Materials are used for the thin dielectric layers 102, 102′; 113, 114 which render possible a particularly efficient operation at frequencies below 50 MHz, and in particular at 2.65, 13, and 27 MHz. The layers here have a thickness of less than 100 μm. Very high overall efficacies (of lamp plus ballast) can be achieved with such a coupling structure. This is true in particular for a frequency of 2.65 MHz, for which ballasts are available with more than 90% efficiency.
The following elements and compounds have proved to be particularly advantageous as dielectric materials: the oxides of magnesium, potassium, strontium, barium, scandium, yttrium, lanthanum, rare earth oxides, the oxides of titanium, zirconium, hafnium, thorium, niobium, tantalum, chromium, aluminum, and silicon, as well as the nitrides of aluminum, gallium, indium, and silicon, or the oxynitrides thereof, as well as dielectric sulphides or selenides.
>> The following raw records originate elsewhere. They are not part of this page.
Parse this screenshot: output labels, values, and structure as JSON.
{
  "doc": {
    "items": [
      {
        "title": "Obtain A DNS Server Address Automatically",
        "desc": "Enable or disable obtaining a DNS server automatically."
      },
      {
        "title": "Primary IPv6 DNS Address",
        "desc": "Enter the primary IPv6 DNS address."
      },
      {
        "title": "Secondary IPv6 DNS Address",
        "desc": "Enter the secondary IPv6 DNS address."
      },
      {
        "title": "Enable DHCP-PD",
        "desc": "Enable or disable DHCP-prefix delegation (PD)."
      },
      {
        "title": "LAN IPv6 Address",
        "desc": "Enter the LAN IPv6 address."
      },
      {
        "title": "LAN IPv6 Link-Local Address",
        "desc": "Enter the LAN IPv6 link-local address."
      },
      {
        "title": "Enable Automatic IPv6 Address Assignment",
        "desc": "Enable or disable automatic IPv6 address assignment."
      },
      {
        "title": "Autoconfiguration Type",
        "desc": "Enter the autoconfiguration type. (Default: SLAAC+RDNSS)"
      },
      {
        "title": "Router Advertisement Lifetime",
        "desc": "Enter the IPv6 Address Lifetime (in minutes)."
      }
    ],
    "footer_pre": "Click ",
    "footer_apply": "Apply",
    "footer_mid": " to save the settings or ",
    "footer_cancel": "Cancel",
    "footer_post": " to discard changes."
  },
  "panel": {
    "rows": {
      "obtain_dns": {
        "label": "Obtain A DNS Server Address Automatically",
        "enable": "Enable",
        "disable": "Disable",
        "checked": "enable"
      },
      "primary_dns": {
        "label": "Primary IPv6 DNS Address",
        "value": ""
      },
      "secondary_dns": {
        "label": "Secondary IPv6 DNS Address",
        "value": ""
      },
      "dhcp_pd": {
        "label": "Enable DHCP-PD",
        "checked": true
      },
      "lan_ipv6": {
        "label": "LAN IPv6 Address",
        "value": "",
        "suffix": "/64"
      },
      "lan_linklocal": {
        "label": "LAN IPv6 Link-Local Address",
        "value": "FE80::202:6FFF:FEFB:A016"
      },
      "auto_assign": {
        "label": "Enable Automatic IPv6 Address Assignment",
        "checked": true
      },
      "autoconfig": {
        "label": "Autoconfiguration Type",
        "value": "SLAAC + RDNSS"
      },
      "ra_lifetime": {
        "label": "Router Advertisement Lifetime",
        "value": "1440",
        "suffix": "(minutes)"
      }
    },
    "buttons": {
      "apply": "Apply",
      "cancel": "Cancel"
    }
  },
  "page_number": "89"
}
Combinations of these materials are also possible such as, for example, MgTiO3 (εr=12), CaTiO3 (εr=168), SrTiO3 (εr=300).
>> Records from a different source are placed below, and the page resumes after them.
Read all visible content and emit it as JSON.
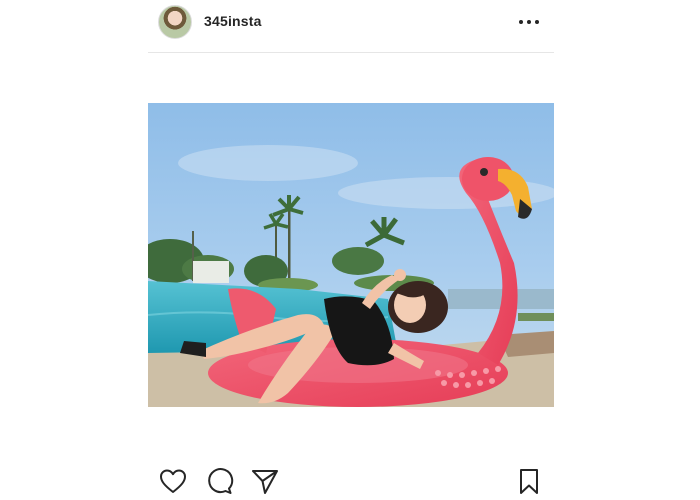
{
  "post": {
    "username": "345insta"
  },
  "icons": {
    "avatar": "profile-photo",
    "more": "more-options-icon",
    "like": "heart-icon",
    "comment": "comment-icon",
    "share": "paper-plane-icon",
    "save": "bookmark-icon"
  },
  "colors": {
    "text": "#262626",
    "divider": "#e6e6e6",
    "flamingo": "#ef4f64",
    "beak": "#f6b233",
    "pool": "#3fb2c6",
    "sky": "#95c2ea"
  }
}
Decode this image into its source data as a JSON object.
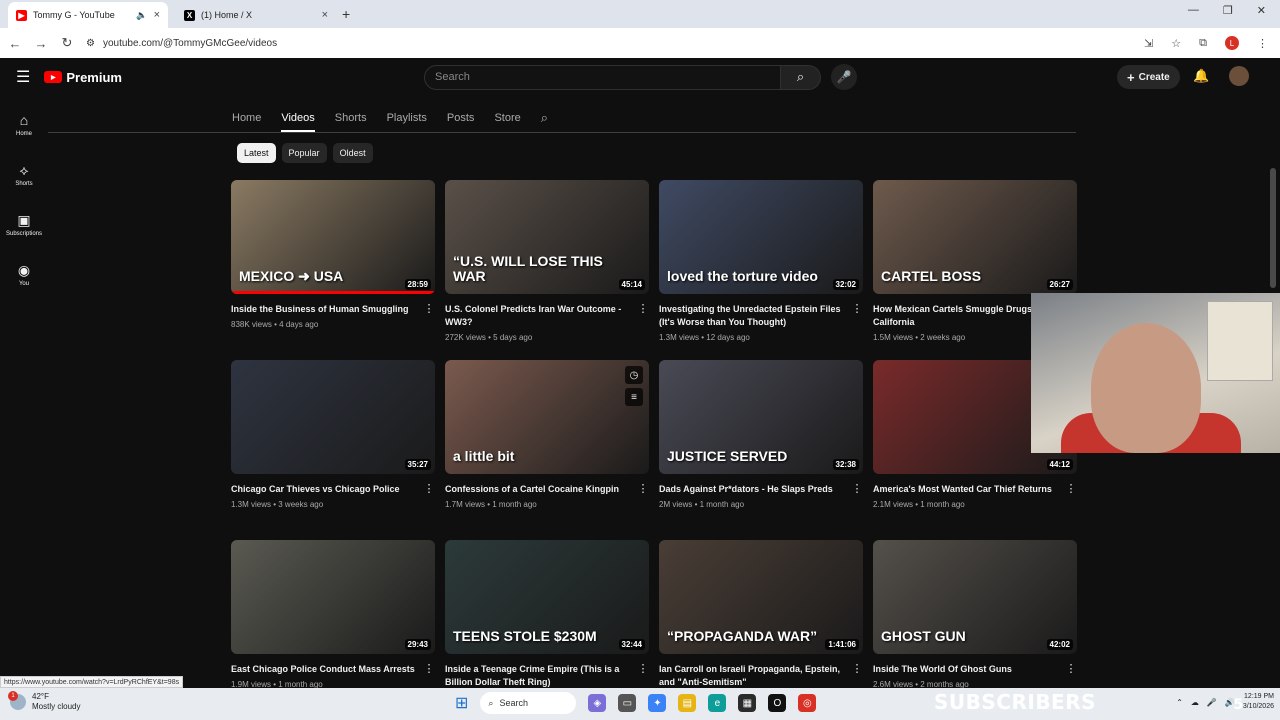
{
  "browser": {
    "tabs": [
      {
        "title": "Tommy G - YouTube",
        "active": true
      },
      {
        "title": "(1) Home / X",
        "active": false
      }
    ],
    "url": "youtube.com/@TommyGMcGee/videos",
    "profile_initial": "L"
  },
  "youtube": {
    "logo_text": "Premium",
    "search_placeholder": "Search",
    "create_label": "Create"
  },
  "sidebar": {
    "items": [
      {
        "label": "Home",
        "icon": "home-icon"
      },
      {
        "label": "Shorts",
        "icon": "shorts-icon"
      },
      {
        "label": "Subscriptions",
        "icon": "subscriptions-icon"
      },
      {
        "label": "You",
        "icon": "you-icon"
      }
    ]
  },
  "channel_tabs": [
    "Home",
    "Videos",
    "Shorts",
    "Playlists",
    "Posts",
    "Store"
  ],
  "chips": [
    "Latest",
    "Popular",
    "Oldest"
  ],
  "videos": [
    {
      "title": "Inside the Business of Human Smuggling",
      "meta": "838K views • 4 days ago",
      "duration": "28:59",
      "overlay": "MEXICO ➜ USA",
      "color": "#8a7a62",
      "progress": 1.0
    },
    {
      "title": "U.S. Colonel Predicts Iran War Outcome - WW3?",
      "meta": "272K views • 5 days ago",
      "duration": "45:14",
      "overlay": "“U.S. WILL LOSE THIS WAR",
      "color": "#5a5048",
      "progress": 0
    },
    {
      "title": "Investigating the Unredacted Epstein Files (It's Worse than You Thought)",
      "meta": "1.3M views • 12 days ago",
      "duration": "32:02",
      "overlay": "loved the torture video",
      "color": "#3f4a63",
      "progress": 0
    },
    {
      "title": "How Mexican Cartels Smuggle Drugs into California",
      "meta": "1.5M views • 2 weeks ago",
      "duration": "26:27",
      "overlay": "CARTEL BOSS",
      "color": "#6e5a4c",
      "progress": 0
    },
    {
      "title": "Chicago Car Thieves vs Chicago Police",
      "meta": "1.3M views • 3 weeks ago",
      "duration": "35:27",
      "overlay": "",
      "color": "#2e3440",
      "progress": 0
    },
    {
      "title": "Confessions of a Cartel Cocaine Kingpin",
      "meta": "1.7M views • 1 month ago",
      "duration": "",
      "overlay": "a little bit",
      "color": "#7b5a4e",
      "progress": 0
    },
    {
      "title": "Dads Against Pr*dators - He Slaps Preds",
      "meta": "2M views • 1 month ago",
      "duration": "32:38",
      "overlay": "JUSTICE SERVED",
      "color": "#4a4a56",
      "progress": 0
    },
    {
      "title": "America's Most Wanted Car Thief Returns",
      "meta": "2.1M views • 1 month ago",
      "duration": "44:12",
      "overlay": "",
      "color": "#7a2a2a",
      "progress": 0
    },
    {
      "title": "East Chicago Police Conduct Mass Arrests",
      "meta": "1.9M views • 1 month ago",
      "duration": "29:43",
      "overlay": "",
      "color": "#5a5a52",
      "progress": 0
    },
    {
      "title": "Inside a Teenage Crime Empire (This is a Billion Dollar Theft Ring)",
      "meta": "",
      "duration": "32:44",
      "overlay": "TEENS STOLE $230M",
      "color": "#2c3a3a",
      "progress": 0
    },
    {
      "title": "Ian Carroll on Israeli Propaganda, Epstein, and \"Anti-Semitism\"",
      "meta": "",
      "duration": "1:41:06",
      "overlay": "“PROPAGANDA WAR”",
      "color": "#4a3e36",
      "progress": 0
    },
    {
      "title": "Inside The World Of Ghost Guns",
      "meta": "2.6M views • 2 months ago",
      "duration": "42:02",
      "overlay": "GHOST GUN",
      "color": "#54504a",
      "progress": 0
    }
  ],
  "status_url": "https://www.youtube.com/watch?v=LrdPyRChfEY&t=98s",
  "overlay_banner": "SUBSCRIBERS",
  "overlay_count": "5",
  "taskbar": {
    "temperature": "42°F",
    "weather": "Mostly cloudy",
    "weather_badge": "1",
    "search_label": "Search",
    "time": "12:19 PM",
    "date": "3/10/2026"
  }
}
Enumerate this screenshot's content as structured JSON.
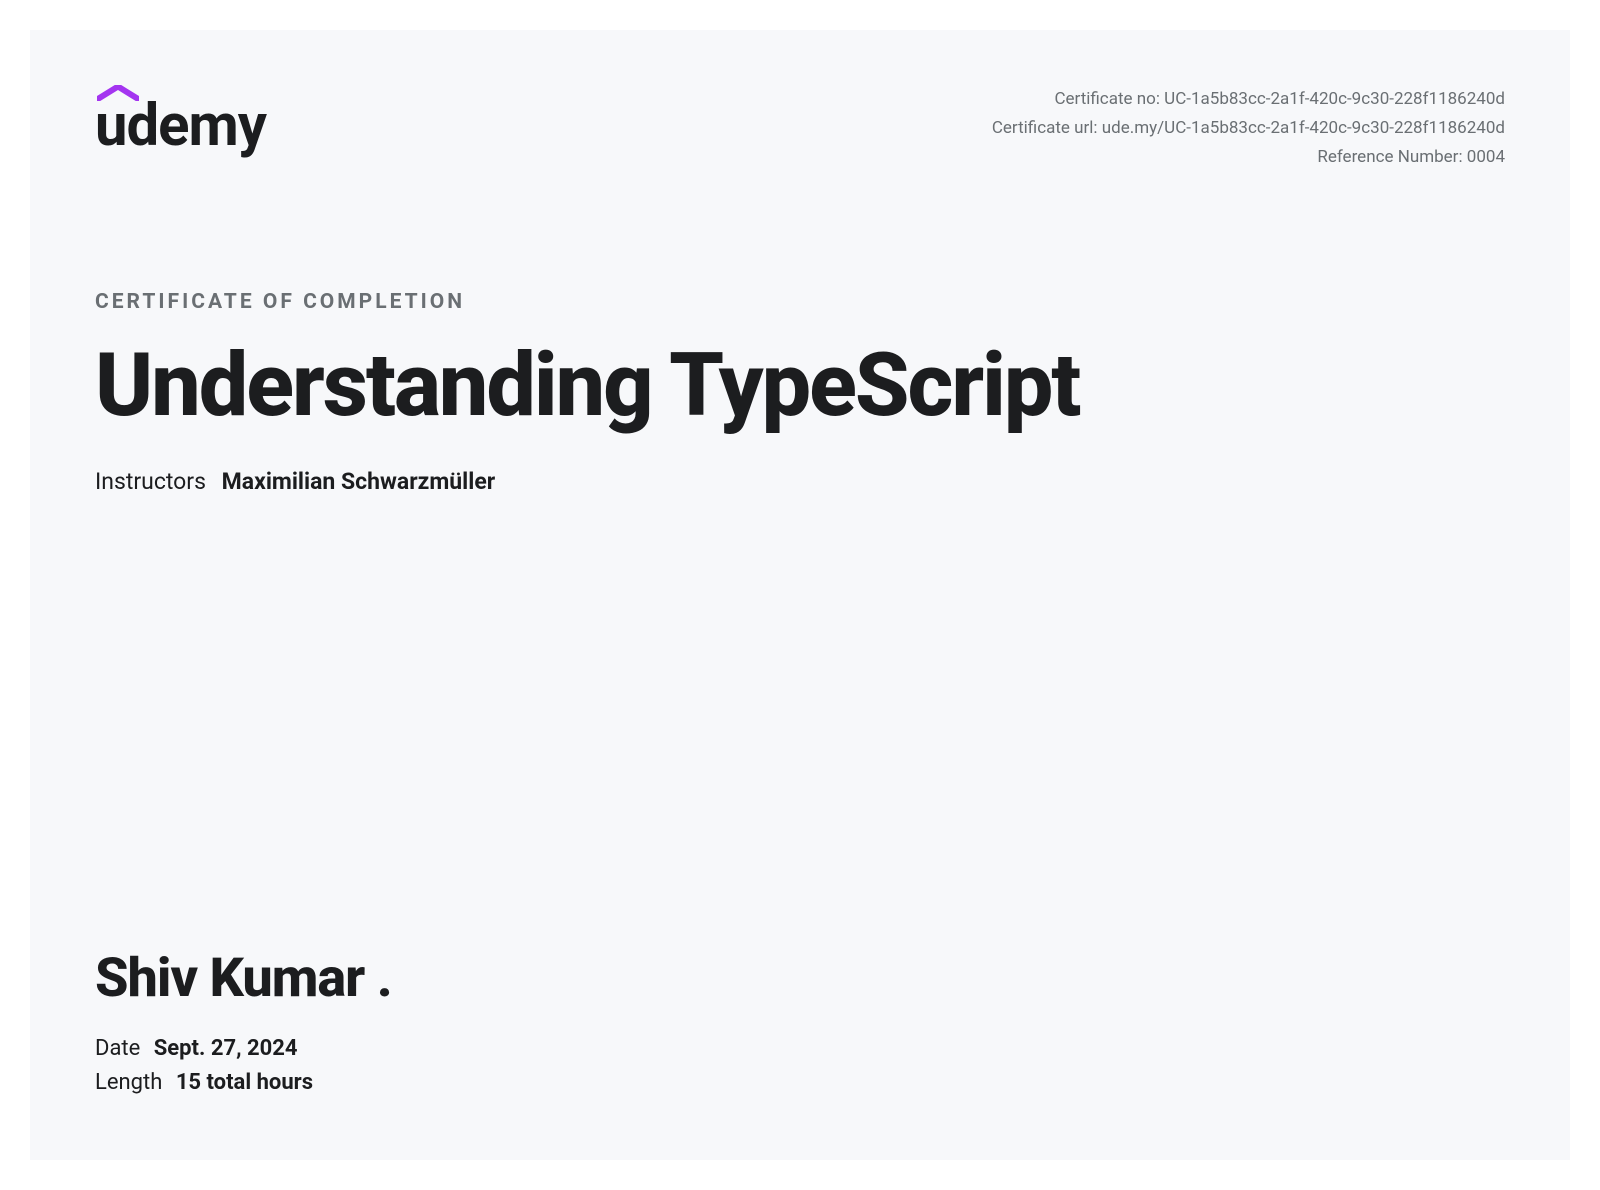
{
  "brand": {
    "name": "udemy",
    "accent_color": "#a435f0"
  },
  "meta": {
    "cert_no_label": "Certificate no: ",
    "cert_no_value": "UC-1a5b83cc-2a1f-420c-9c30-228f1186240d",
    "cert_url_label": "Certificate url: ",
    "cert_url_value": "ude.my/UC-1a5b83cc-2a1f-420c-9c30-228f1186240d",
    "ref_label": "Reference Number: ",
    "ref_value": "0004"
  },
  "heading": "Certificate of Completion",
  "course_title": "Understanding TypeScript",
  "instructors": {
    "label": "Instructors",
    "value": "Maximilian Schwarzmüller"
  },
  "recipient": "Shiv Kumar .",
  "date": {
    "label": "Date",
    "value": "Sept. 27, 2024"
  },
  "length": {
    "label": "Length",
    "value": "15 total hours"
  }
}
Table 1 below lists a plurality of dielectric materials with their boiling points, which are a measure for the temperature resistance, their dielectric constants εr
, and the coefficients of thermal expansion α:
|TABLE 1 |
| ||Boiling point ||Dielectr. const. || |
|Dielectric: ||[K]: ||εr: ||Coeff. of exp. α [10−6 1/K]: |
|MgO ||3873 ||9, 7 ||14 [293-1673] |
|CaO ||3773 || ||13, 7 [293-1673] |
|SrO ||3300 |
|BaO ||2300 |
|Y2O3 || ||13 ||9, 3 [273-1273] |
|La2O3 ||4473 |
|CeO2 ||3500 ||15-26 ||8, 5 [293-1273] |
|rare earth ox. ||3000-4000 || ||typically 8-10 [293-1273] |
|TiO2 ||3200 ||80-90 ||7-8 [293-873] |
|ZrO2 ||4573 || 8-12 ||8 [473-1353] |
|HfO2 || ||12 ||6, 45 [293-1973] |
|ThO2 ||4673 || ||9, 5 [293-1673] |
|VO2 or V2O5 ||3300 or 2325 |
|Nb2O5 ||3200 ||280 |
|Ta2O5 || ||22 ||2, 8 |
|Cr2O3 ||3273 || ||9, 6 [293-1673] |
|Al2O3 ||3253 ||10 ||8 [293-1673] |
|SiO2 ||2250 || 4 ||0, 5 [293-1523] |
|AlN ||2300 ||8, 5 ||4-5 |
|Si3N4 || || ||2, 4 |
|CaS || || ||17 |
It should be heeded in the choice of materials that they should have as high as possible a dielectric constant and a temperature resistance sufficient for the lamp in question.
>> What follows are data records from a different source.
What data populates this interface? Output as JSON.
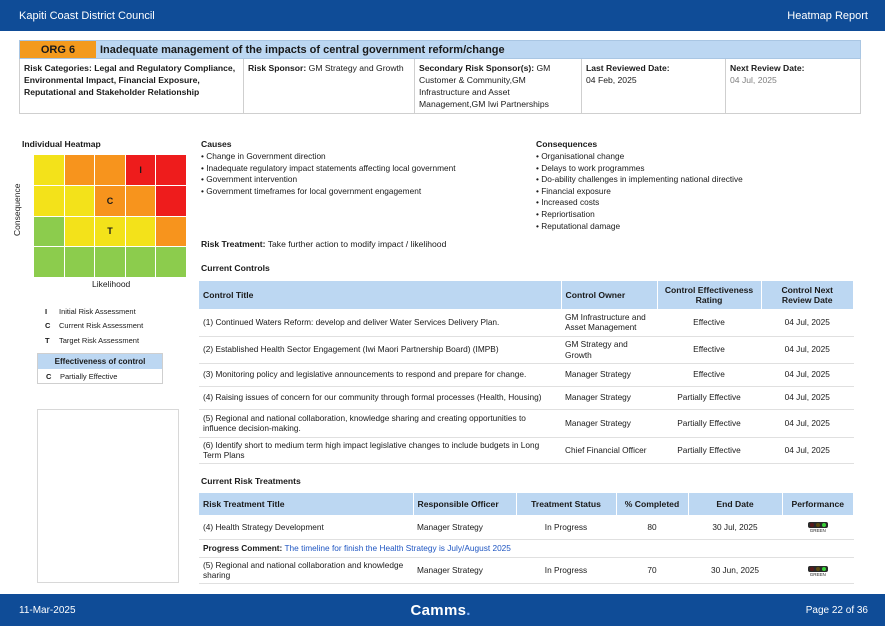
{
  "header": {
    "org": "Kapiti Coast District Council",
    "report": "Heatmap Report"
  },
  "risk": {
    "code": "ORG 6",
    "title": "Inadequate management of the impacts of central government reform/change",
    "categories_label": "Risk Categories:",
    "categories": "Legal and Regulatory Compliance, Environmental Impact, Financial Exposure, Reputational and Stakeholder Relationship",
    "sponsor_label": "Risk Sponsor:",
    "sponsor": "GM Strategy and Growth",
    "secondary_label": "Secondary Risk Sponsor(s):",
    "secondary": "GM Customer & Community,GM Infrastructure and Asset Management,GM Iwi Partnerships",
    "last_reviewed_label": "Last Reviewed Date:",
    "last_reviewed": "04 Feb, 2025",
    "next_review_label": "Next Review Date:",
    "next_review": "04 Jul, 2025"
  },
  "heatmap": {
    "title": "Individual Heatmap",
    "y_label": "Consequence",
    "x_label": "Likelihood",
    "colors": {
      "red": "#ee1c1c",
      "orange": "#f7941d",
      "yellow": "#f3e21a",
      "green": "#8ccc4d"
    },
    "grid": [
      [
        "yellow",
        "orange",
        "orange",
        "red",
        "red"
      ],
      [
        "yellow",
        "yellow",
        "orange",
        "orange",
        "red"
      ],
      [
        "green",
        "yellow",
        "yellow",
        "yellow",
        "orange"
      ],
      [
        "green",
        "green",
        "green",
        "green",
        "green"
      ]
    ],
    "markers": [
      {
        "row": 0,
        "col": 3,
        "label": "I"
      },
      {
        "row": 1,
        "col": 2,
        "label": "C"
      },
      {
        "row": 2,
        "col": 2,
        "label": "T"
      }
    ],
    "legend": [
      {
        "key": "I",
        "text": "Initial Risk Assessment"
      },
      {
        "key": "C",
        "text": "Current Risk Assessment"
      },
      {
        "key": "T",
        "text": "Target Risk Assessment"
      }
    ],
    "effectiveness_title": "Effectiveness of control",
    "effectiveness": {
      "key": "C",
      "text": "Partially Effective"
    }
  },
  "causes": {
    "title": "Causes",
    "items": [
      "Change in Government direction",
      "Inadequate regulatory impact statements affecting local government",
      "Government intervention",
      "Government timeframes for local government engagement"
    ]
  },
  "consequences": {
    "title": "Consequences",
    "items": [
      "Organisational change",
      "Delays to work programmes",
      "Do-ability challenges in implementing national directive",
      "Financial exposure",
      "Increased costs",
      "Repriortisation",
      "Reputational damage"
    ]
  },
  "risk_treatment": {
    "label": "Risk Treatment:",
    "value": "Take further action to modify impact / likelihood"
  },
  "controls": {
    "title": "Current Controls",
    "headers": [
      "Control Title",
      "Control Owner",
      "Control Effectiveness Rating",
      "Control Next Review Date"
    ],
    "rows": [
      [
        "(1) Continued Waters Reform: develop and deliver Water Services Delivery Plan.",
        "GM Infrastructure and Asset Management",
        "Effective",
        "04 Jul, 2025"
      ],
      [
        "(2) Established Health Sector Engagement (Iwi Maori Partnership Board) (IMPB)",
        "GM Strategy and Growth",
        "Effective",
        "04 Jul, 2025"
      ],
      [
        "(3) Monitoring policy and legislative announcements to respond and prepare for change.",
        "Manager Strategy",
        "Effective",
        "04 Jul, 2025"
      ],
      [
        "(4) Raising issues of concern for our community through formal processes (Health, Housing)",
        "Manager Strategy",
        "Partially Effective",
        "04 Jul, 2025"
      ],
      [
        "(5) Regional and national collaboration, knowledge sharing and creating opportunities to influence decision-making.",
        "Manager Strategy",
        "Partially Effective",
        "04 Jul, 2025"
      ],
      [
        "(6) Identify short to medium term high impact legislative changes to include budgets in Long Term Plans",
        "Chief Financial Officer",
        "Partially Effective",
        "04 Jul, 2025"
      ]
    ]
  },
  "treatments": {
    "title": "Current Risk Treatments",
    "headers": [
      "Risk Treatment Title",
      "Responsible Officer",
      "Treatment Status",
      "% Completed",
      "End Date",
      "Performance"
    ],
    "rows": [
      {
        "title": "(4) Health Strategy Development",
        "officer": "Manager Strategy",
        "status": "In Progress",
        "completed": "80",
        "end": "30 Jul, 2025",
        "performance": "GREEN",
        "comment_label": "Progress Comment:",
        "comment": "The timeline for finish the Health Strategy is July/August 2025"
      },
      {
        "title": "(5) Regional and national collaboration and knowledge sharing",
        "officer": "Manager Strategy",
        "status": "In Progress",
        "completed": "70",
        "end": "30 Jun, 2025",
        "performance": "GREEN"
      }
    ]
  },
  "footer": {
    "date": "11-Mar-2025",
    "brand": "Camms",
    "brand_dot": ".",
    "page": "Page 22 of 36"
  }
}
In addition, the coefficients of thermal expansion of the metal rod or the metal foil and the dielectric material must substantially correspond, because otherwise there will be a risk of cracks arising in the dielectric layer.
In addition, the material of the dielectric layer 102, 102′; 113, 114 and of the metal rod 101, 101′ or metal foil 111 must fulfill the condition that the coefficient of thermal expansion averaged over temperature corresponds approximately to the coefficient of expansion of the discharge vessel 1, because otherwise there will be the risk of cracks arising at the transitions between the discharge vessel and the dielectric layer. In this respect, suitable wall materials for the discharge vessel were found to be, besides quartz and densely sintered aluminum oxide (Al2O3), AlN and YAG (Y3Al5O12).
Table 2 lists a few material combinations for the wall of the discharge vessel 1
, the dielectric layers 102
, and the metal of the metal rods 101
′ or the metal foil 111
, which are advantageous as regards the highest possible similarity of coefficients of thermal expansion.
|TABLE 2 |
|Wall material: ||Dielectric: ||Metal: |
|PCA = Al2O3 ||Al2O3 or all dielectrics with a ||Nb or |
| ||coefficient of expansion averaged - ||Pt, Ta, Re |
| ||over temperature of approximately |
| ||8 * 10−6 1/K such as: |
| ||TiO2, Y2O3, ZrO2, HfO2, CeO2, ThO2, |
| ||Cr2O3, and rare earth oxides |
|Quartz ||Ta2O5 or SiO2, or Si3N4 ||thin foil of |
| || ||Mo or W |
|AlN ||AlN or mixtures of HfO2 and Ta2O5 ||Mo or W |
The risk of damage caused by differences in expansion of said parts is substantially excluded with these material combinations also at very strong temperature fluctuations.